ANÁLISE DO FILME “O POÇO” Prof.Esp.Alcenisio Técio Leite de Sá
O cerne de “O Poço” está em levar
às últimas consequências uma das grandes questões morais colocadas
pela filosofia, pela economia e pela política: o impulso do homem em agir
somente pelo auto interesse. ... Não que Adam Smith propusesse ser correto o
agir moral apenas pelo auto interesse.
O POÇO: A MORALIDADE
DIANTE DA DISTOPIA
Por Dr. Davi Nogueira Lopes
29/04/2020
Um paralelo entre o filme “O
Poço” e a quarentena da corona vírus.
Não é apenas o roteiro
estarrecedor que causa espanto a quem assiste o filme “O Poço”[i], em cartaz na
Netflix, mas também e principalmente a experiência de se ver transportado para
aquela distopia grotesca e alucinante, como se ali estivéssemos com tudo o que
somos, de melhor e de pior.
O filme se desenvolve
basicamente dentro de uma espécie de Pan-óptico, onde os presos são
constantemente vigiados, mas não podem ver quem os vigia. Embora não tenha a
arquitetura tal qual proposta por Jeremy Bentham[ii] em 1785, o “Poço” é uma
construção vertical com algumas centenas de andares subterrâneos, e cada andar
abriga duas pessoas.
No meio dos andares há uma
abertura quadrada por onde desce, uma vez por dia, uma plataforma suspensa no
ar (futurística) e que faz as vezes de uma enorme bandeja de comidas
cuidadosamente preparadas por chefs profissionais. E este é o problema: a
mesma bandeja serve todos os andares. No nível “zero”, quando está intocada,
ela representa não apenas a fartura de alimentos, mas principalmente a
opulência daqueles que estão no topo pirâmide econômica. Quando a mesa chega
aos últimos níveis ela está toda revirada, cheia de copos e pratos quebrados,
objetos imprestáveis, como num lixão, mas sem nenhum alimento.
Quem está no nível superior
não apenas é indiferente à fome das pessoas que estão abaixo, mas por elas tem
repugnância. Isso faz com que quem esteja nos níveis inferiores, onde não chega
comida, não tenha escolha se quiser viver senão assassinar seu companheiro para
se alimentar de sua carne.
A nosso ver, quem interpretou
o filme como uma crítica ao capitalismo passou de raspão, mas não encontrou a
sua essência. O cerne de “O Poço” está em levar às últimas consequências uma
das grandes questões morais colocadas pela filosofia, pela economia e pela
política: o impulso do homem em agir somente pelo auto interesse.
É célebre a passagem de “A Riqueza das Nações”[iii] em que Adam Smith refuta a benevolência do açougueiro, do cervejeiro e do padeiro como se tal virtude fosse a sua motivação.
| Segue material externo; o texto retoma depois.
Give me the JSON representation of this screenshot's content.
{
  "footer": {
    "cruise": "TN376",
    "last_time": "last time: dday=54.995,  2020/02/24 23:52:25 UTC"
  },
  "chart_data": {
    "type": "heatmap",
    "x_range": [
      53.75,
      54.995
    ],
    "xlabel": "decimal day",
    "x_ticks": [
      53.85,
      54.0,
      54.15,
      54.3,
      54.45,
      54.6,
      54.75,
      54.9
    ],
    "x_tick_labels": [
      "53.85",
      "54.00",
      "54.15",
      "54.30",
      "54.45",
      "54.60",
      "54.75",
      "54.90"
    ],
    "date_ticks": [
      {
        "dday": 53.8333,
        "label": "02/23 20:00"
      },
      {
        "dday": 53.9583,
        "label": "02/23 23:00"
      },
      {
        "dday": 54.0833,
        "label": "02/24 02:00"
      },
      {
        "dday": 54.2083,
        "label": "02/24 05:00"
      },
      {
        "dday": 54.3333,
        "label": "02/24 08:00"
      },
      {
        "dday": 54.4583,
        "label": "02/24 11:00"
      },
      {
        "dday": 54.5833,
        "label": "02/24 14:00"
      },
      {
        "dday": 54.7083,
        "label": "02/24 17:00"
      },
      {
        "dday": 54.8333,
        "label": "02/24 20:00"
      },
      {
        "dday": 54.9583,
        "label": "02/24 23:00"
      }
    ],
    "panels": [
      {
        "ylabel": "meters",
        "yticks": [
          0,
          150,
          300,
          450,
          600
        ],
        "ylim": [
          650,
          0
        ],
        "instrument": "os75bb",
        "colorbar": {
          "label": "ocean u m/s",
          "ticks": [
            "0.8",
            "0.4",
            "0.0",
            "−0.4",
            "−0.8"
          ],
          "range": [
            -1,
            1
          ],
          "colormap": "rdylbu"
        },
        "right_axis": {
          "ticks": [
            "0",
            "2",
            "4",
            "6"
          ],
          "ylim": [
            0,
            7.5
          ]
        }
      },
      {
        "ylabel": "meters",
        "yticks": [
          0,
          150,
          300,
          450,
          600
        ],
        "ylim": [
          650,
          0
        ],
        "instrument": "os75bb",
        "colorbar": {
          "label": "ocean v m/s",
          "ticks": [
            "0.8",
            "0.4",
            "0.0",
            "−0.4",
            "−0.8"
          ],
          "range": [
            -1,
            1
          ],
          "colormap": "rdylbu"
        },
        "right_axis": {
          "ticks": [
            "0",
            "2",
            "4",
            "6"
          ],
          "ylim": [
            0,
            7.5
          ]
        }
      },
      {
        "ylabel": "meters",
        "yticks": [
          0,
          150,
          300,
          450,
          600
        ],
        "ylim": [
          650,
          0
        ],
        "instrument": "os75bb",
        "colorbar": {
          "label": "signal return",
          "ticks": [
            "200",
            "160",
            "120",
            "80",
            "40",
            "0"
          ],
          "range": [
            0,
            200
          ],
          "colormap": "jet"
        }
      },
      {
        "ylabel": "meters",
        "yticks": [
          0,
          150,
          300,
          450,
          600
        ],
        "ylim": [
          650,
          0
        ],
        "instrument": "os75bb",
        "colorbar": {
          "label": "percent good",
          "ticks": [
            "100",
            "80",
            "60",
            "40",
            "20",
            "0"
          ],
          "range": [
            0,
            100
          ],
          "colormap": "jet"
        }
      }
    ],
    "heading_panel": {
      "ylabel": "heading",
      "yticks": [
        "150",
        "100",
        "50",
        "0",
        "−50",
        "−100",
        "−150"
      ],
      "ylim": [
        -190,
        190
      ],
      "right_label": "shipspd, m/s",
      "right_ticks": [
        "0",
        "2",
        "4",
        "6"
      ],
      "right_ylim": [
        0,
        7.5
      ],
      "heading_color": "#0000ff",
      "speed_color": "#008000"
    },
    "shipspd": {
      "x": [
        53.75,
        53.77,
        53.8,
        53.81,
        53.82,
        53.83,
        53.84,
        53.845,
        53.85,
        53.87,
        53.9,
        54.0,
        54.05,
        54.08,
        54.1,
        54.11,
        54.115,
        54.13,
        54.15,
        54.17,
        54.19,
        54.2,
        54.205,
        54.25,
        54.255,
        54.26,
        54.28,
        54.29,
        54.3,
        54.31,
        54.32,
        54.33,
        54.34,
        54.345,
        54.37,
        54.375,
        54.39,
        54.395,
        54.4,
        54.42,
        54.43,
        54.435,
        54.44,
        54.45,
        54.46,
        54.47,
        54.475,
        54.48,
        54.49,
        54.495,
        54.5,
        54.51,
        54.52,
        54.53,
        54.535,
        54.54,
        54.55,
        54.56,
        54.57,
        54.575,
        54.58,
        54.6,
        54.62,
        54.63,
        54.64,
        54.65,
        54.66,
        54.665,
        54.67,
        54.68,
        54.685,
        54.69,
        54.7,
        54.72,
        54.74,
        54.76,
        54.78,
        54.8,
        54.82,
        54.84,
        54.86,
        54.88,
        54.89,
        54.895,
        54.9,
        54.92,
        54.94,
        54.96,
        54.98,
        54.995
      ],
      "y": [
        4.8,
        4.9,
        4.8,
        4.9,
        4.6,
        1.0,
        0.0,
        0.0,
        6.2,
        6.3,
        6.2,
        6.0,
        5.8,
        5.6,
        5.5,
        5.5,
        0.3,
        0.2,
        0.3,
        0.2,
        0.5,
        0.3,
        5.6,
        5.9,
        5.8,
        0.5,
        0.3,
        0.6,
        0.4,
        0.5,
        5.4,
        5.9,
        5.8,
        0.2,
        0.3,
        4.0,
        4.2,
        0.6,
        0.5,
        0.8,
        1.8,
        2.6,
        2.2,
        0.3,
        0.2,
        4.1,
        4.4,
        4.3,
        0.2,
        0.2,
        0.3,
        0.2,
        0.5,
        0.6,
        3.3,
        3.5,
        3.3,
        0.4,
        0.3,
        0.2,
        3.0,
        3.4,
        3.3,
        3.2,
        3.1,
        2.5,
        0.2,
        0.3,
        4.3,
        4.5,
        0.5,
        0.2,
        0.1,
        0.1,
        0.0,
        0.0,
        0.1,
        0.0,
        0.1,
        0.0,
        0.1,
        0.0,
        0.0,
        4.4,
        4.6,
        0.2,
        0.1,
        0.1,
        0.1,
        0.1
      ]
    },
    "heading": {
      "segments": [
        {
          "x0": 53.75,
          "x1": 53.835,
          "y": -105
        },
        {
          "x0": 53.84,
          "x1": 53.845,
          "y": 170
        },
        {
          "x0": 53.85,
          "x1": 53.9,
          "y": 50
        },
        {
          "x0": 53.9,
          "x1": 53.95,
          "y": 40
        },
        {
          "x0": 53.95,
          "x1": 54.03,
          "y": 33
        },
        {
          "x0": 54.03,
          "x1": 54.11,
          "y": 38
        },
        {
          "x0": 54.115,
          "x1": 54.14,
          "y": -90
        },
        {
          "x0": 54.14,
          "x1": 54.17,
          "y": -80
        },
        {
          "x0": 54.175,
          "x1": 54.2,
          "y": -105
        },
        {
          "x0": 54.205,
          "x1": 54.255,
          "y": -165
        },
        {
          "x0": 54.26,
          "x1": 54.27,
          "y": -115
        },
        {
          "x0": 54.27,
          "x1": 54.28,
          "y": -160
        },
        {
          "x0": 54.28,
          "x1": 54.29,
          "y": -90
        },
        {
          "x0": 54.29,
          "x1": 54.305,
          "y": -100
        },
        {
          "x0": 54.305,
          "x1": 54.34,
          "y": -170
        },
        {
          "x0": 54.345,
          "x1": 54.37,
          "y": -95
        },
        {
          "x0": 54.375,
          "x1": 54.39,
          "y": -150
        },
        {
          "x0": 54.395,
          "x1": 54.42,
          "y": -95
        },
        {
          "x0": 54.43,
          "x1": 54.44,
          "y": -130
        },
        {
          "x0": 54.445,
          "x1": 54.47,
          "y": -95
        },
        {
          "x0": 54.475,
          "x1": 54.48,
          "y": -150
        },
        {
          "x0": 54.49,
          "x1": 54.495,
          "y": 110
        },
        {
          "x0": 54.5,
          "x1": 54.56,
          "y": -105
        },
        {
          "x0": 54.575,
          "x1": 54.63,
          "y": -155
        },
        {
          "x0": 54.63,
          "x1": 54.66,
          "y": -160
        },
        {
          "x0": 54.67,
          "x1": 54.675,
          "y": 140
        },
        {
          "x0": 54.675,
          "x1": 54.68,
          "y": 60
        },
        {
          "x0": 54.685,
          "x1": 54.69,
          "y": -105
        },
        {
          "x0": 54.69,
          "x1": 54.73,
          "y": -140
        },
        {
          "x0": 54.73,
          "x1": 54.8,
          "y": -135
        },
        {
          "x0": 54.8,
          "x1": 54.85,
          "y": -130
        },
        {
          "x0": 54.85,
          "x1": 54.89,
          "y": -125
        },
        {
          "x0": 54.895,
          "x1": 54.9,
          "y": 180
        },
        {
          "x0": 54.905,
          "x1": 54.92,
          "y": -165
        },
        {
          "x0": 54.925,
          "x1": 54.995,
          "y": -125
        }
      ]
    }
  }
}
Na verdade, segundo o pai da economia clássica, nada além do que o próprio interesse os põe a trabalhar, de modo que não são as nossas necessidades que eles levam em conta, mas apenas as vantagens que advirão para eles. Não que Adam Smith propusesse ser correto o agir moral apenas pelo auto interesse. Basta ler a sua “Teoria dos sentimentos morais”[iv] para saber disso.
De toda forma, historicamente
a ciência da economia vem se valendo da figura hipotética do homem que
racionaliza o mundo apenas segundo o próprio interesse, apartando-o das
concepções éticas, morais, religiosas e até psicológicas. O que impulsiona o
assim chamado homo economicus é o desejo de maximizar a sua riqueza com o menor
esforço possível[v]. Alinhado à figura do homo economicus surge o homem
utilitarista de Jeremy Bentham[vi], sim, aquele mesmo que criou o Pan-óptico.
Utilitarismo parte do
pressuposto de que as pessoas tomam as suas escolhas sempre com vistas a
maximizar o prazer ou evitar a dor, e por isso ele aceita como moralmente
válido toda ação tendente à maximização da felicidade de seu autor[vii].
Ainda assim, não se pode
resumir a sociedade capitalista à figura do homo economicus ou do homem
utilitarista, pois assim como uma pessoa pode guiar-se por outros valores que
não apenas o auto interesse – e na prática é bem isso que ocorre, como
lembra Amartya Sen[viii] –, nada impede que uma sociedade encampe ao sistema
econômico capitalista outras concepções morais e políticas por meio da adoção
de princípios como o da dignidade humana, da igualdade de oportunidades e da
solidariedade, como, aliás, fez expressamente a nossa Constituição de 1988[ix].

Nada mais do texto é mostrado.